Mención aparte en esta galería de horrores tecnológicos merecen los sistemas de reconocimiento facial. Tras varios intentos infructuosos, Facebook, Google y Microsoft han decidido retirarse hasta nuevo aviso de este campo potencialmente tan rentable pero tan resbaladizo. Uno de los últimos en padecer los rigores del diseño para hombres blancos ha sido Robert Julian-Borchak Williams, afroamericano residente en los suburbios de Detroit. En enero de 2020, Williams pasó casi 20 horas bajo custodia policial después de que un algoritmo de reconocimiento facial le relacionase con el autor del asalto a una tienda de objetos de lujo. De poco sirvió que dos de los agentes que interactuaron con él insistiesen a sus superiores en que el arrestado apenas se parecía al retrato robot del sospechoso, reconstruido a partir de un fotograma poco nítido de las cámaras de seguridad de la tienda.
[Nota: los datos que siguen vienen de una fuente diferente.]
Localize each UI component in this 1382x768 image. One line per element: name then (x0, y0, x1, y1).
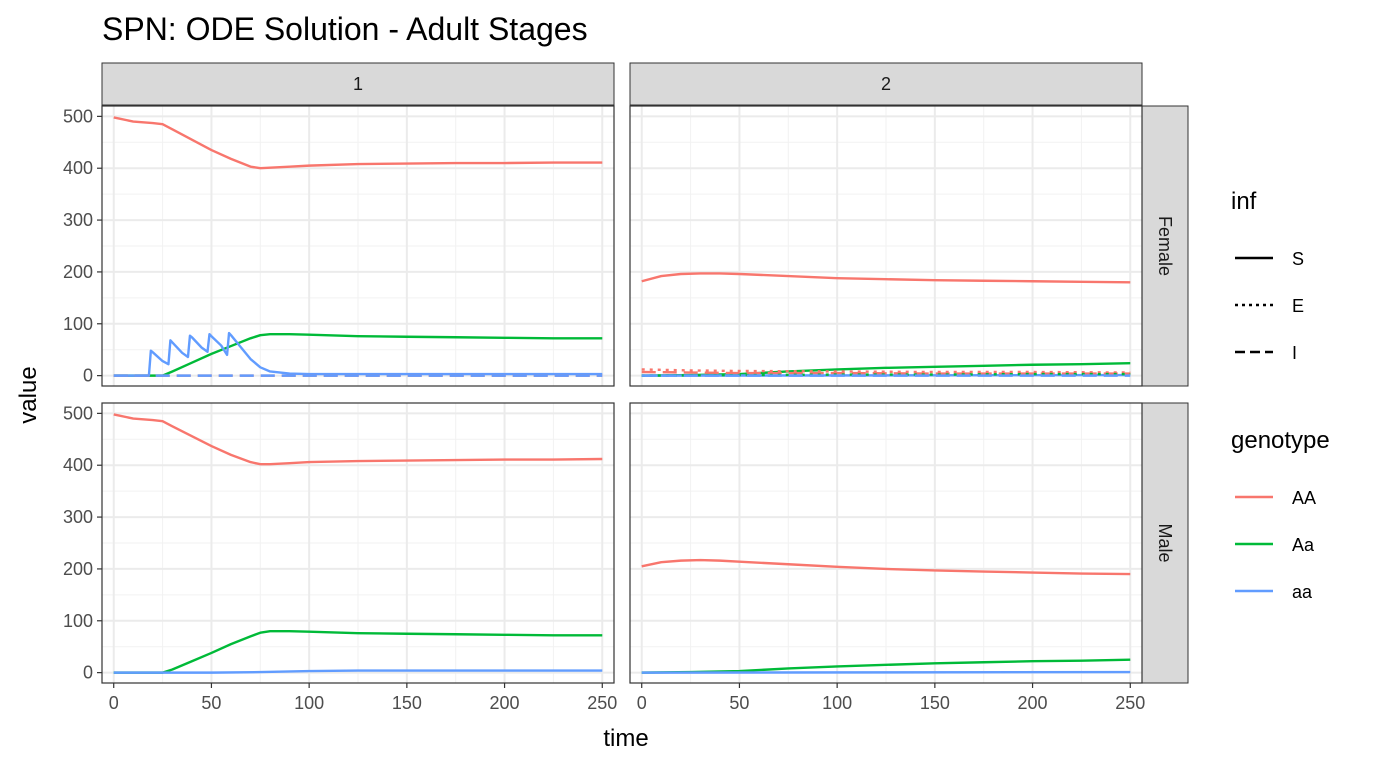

El algoritmo le identificó porque, sencillamente, no estaba programado para distinguir con precisión a un afroamericano de otro.
Estamos hablando de programas con un grado de optimización tan deficiente que confunden a personas de piel negra con gorilas, como comprobó en sus propias carnes Jacky Alcine, diseñador de software neoyorquino al que Google etiquetó en su banco de imágenes como primate en lugar de ser humano. Tanto Alcine como Williams se han embarcado en sendas cruzadas para que dispositivos de funcionamiento tan dudoso no sean utilizados ni en redes sociales ni, por supuesto, en instituciones oficiales como juzgados o departamentos de policía.
Hoo Keat Wong, doctor en psicología residente en Malasia, escribió un artículo sobre el incomprensible sesgo racial de estos programas después de encontrarse en una situación absurda un día en que acudió a un servicio digital para hacerse fotos para la renovación de su pasaporte: el programa daba error y le exhortaba una y otra vez a “abrir los ojos”, obviando que Wong, como la mayoría de los ciudadanos de Asia Oriental, es de “ojos rasgados”. Es decir, tiene un muy pronunciado pliegue del epicanto, la arruga del párpado superior que cubre el ojo. Más de un tercio de los habitantes del planeta Tierra comparten ese rasgo. Pero muchos programas de reconocimiento facial, sea por inercias subconscientes o por el etnocentrismo impenitente y desconsiderado de sus creadores, prefieren no tenerlo en cuenta.